Pittsburgh Penguins Extend Chris Kunitz: Why It's a Great Move for Pens

Alison Myers@AlisonM_110Correspondent IOctober 13, 2011

PITTSBURGH, PA - MARCH 13:  Chris Kunitz #14 of the Pittsburgh Penguins skates against the Edmonton Oilers on March 13, 2011 at CONSOL Energy Center in Pittsburgh, Pennsylvania.  (Photo by Jamie Sabau/Getty Images)
Jamie Sabau/Getty Images

On Thursday morning, the Pittsburgh Penguins announced that forward Chris Kunitz was given a two-year contract extension. The move ensures that Kunitz will remain in Pittsburgh through the 2013-14 season, and the extension will pay him $3.725 million per year. He was scheduled to become an unrestricted free agent at the end of this season.

As the Penguins’ season got underway last week, Kunitz told the Pittsburgh Tribune-Review that he is excited about the team’s forward corps of Sidney Crosby, Evgeni Malkin and Jordan Staal. While he has enjoyed individual success in Pittsburgh, the story also pointed out that Crosby’s play has improved when he’s gotten to play with Kunitz.

In the 2009 Stanley Cup Finals run, Crosby had 15 goals while playing with Kunitz, and the following season, Crosby put up 51 goals and tied with the Tampa Bay Lightning’s Steven Stamkos for the Rocket Richard Trophy.

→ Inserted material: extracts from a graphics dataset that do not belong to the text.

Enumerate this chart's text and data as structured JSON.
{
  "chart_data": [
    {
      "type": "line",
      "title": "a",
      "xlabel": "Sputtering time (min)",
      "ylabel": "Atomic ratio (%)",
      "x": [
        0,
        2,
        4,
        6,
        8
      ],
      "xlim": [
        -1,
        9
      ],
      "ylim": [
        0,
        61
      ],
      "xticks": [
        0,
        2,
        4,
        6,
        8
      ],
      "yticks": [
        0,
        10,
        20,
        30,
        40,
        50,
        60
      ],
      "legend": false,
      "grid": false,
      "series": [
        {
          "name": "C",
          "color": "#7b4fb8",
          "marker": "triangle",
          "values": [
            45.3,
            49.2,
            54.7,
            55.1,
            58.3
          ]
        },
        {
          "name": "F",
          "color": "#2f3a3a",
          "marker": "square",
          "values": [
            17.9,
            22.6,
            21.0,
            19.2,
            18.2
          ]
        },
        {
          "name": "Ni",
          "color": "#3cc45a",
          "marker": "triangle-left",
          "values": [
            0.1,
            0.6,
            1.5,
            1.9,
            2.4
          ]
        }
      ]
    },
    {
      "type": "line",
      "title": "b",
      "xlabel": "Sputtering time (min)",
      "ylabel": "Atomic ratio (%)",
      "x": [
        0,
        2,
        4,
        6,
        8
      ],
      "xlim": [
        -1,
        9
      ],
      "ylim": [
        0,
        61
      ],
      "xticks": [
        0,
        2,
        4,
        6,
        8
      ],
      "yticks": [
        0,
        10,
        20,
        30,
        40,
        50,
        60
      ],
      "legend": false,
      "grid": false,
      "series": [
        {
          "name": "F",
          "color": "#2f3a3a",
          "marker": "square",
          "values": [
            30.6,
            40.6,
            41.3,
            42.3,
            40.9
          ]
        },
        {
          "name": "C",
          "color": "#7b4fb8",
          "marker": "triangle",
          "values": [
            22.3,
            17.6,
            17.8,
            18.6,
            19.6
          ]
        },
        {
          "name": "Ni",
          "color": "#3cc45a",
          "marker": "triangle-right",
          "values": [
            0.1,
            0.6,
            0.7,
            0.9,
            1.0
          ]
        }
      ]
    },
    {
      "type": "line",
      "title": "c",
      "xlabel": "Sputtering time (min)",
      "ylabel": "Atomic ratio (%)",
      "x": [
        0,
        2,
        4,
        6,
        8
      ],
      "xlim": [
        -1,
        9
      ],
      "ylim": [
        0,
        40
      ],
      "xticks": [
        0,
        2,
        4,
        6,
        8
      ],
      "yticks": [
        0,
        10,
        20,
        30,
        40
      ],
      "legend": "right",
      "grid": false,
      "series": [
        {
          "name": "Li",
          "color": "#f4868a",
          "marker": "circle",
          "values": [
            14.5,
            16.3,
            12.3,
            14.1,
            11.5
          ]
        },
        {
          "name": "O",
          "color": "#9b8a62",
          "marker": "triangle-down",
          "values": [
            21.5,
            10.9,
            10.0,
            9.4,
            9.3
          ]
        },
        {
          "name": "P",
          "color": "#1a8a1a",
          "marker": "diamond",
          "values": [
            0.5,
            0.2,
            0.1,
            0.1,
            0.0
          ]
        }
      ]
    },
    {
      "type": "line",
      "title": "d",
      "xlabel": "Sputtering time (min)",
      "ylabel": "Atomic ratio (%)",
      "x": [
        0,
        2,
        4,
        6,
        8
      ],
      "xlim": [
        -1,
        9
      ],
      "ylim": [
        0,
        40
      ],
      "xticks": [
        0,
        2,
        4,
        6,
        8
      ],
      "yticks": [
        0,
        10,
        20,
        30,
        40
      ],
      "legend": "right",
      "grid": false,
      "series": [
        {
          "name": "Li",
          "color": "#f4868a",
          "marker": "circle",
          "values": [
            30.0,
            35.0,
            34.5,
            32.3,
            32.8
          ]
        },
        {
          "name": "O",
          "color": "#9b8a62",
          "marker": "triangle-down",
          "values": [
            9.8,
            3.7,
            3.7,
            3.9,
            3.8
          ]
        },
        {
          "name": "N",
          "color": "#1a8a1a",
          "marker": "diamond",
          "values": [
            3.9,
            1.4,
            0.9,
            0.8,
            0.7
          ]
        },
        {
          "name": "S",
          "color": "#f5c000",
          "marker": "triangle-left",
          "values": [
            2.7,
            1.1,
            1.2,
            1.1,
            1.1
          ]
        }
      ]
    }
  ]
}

Kunitz’s teammates see that he is valuable to a Penguins team that will be a contender for the foreseeable future. Pens forward Pascal Dupuis, who himself signed a new contract during the offseason, told Tribune-Review writer Josh Yohe:

“It’s how hard he works. You know exactly what you’re getting out of him on every shift. It’s nice to play on a line with a guy like that.”

Indeed, Kunitz has been valuable since he was traded to Pittsburgh from the Anaheim Ducks in 2009. The trade for him was made during a time when the Penguins were trying to get out of the Eastern Conference basement and make a playoff run.

In 20 games with the Penguins before the 2009 playoffs, he had 18 points and added three power-play goals. But he really took off in the Pens’ postseason run, as he tallied 14 points in 24 games. The Penguins’ third Stanley Cup also marked the second of Kunitz’s career, as he won with the Ducks in 2007. After posting just six points in the 2007 playoffs, his 2009 total became a career high in playoff production.

Although Kunitz played just 66 games last year, his 48 points were still good for second on the team behind Crosby. His seven power-play goals were also second, again behind Crosby.

It’s easy to see that this move will help the Penguins.

Kunitz just turned 32 years old and has missed time the last two years with injuries. However, when he is on the ice, he is an asset to the offense and the power play. His Stanley Cup experience will make him a mentor to the young players that will continue coming up through the Penguins system.

Kunitz has risen through the ranks after being undrafted out of Ferris State University and has been consistent since breaking into the NHL full time in 2005-06. He has scored at least 20 goals in every season but two, and has at least 30 points every year. Even when he missed 32 games in 2009-10, he still managed 32 points in 50 games.

The contract is also cap friendly. Even though Kunitz is valuable to the Penguins, general manager Ray Shero did not overspend and stayed true to his commitment of not giving older players long-term deals. The two-year deal allows room for other contract extensions and to sign solid free agents each offseason. Should Kunitz’s play start to decline, Shero could easily unload the contract on another team if there is a taker.

But a trade should be out of the question. Kunitz is the complete package for an offensive player. He has scoring ability, can chip in on special teams and has a strong work ethic. He enjoys helping his teammates become better, and if Dupuis is to be believed (which he really should be), Kunitz is a great locker room guy.

Now in his third full season with the Pens, Kunitz has become much more than a stop-gap acquired to help with a playoff run, and this is the perfect time to reward for him it.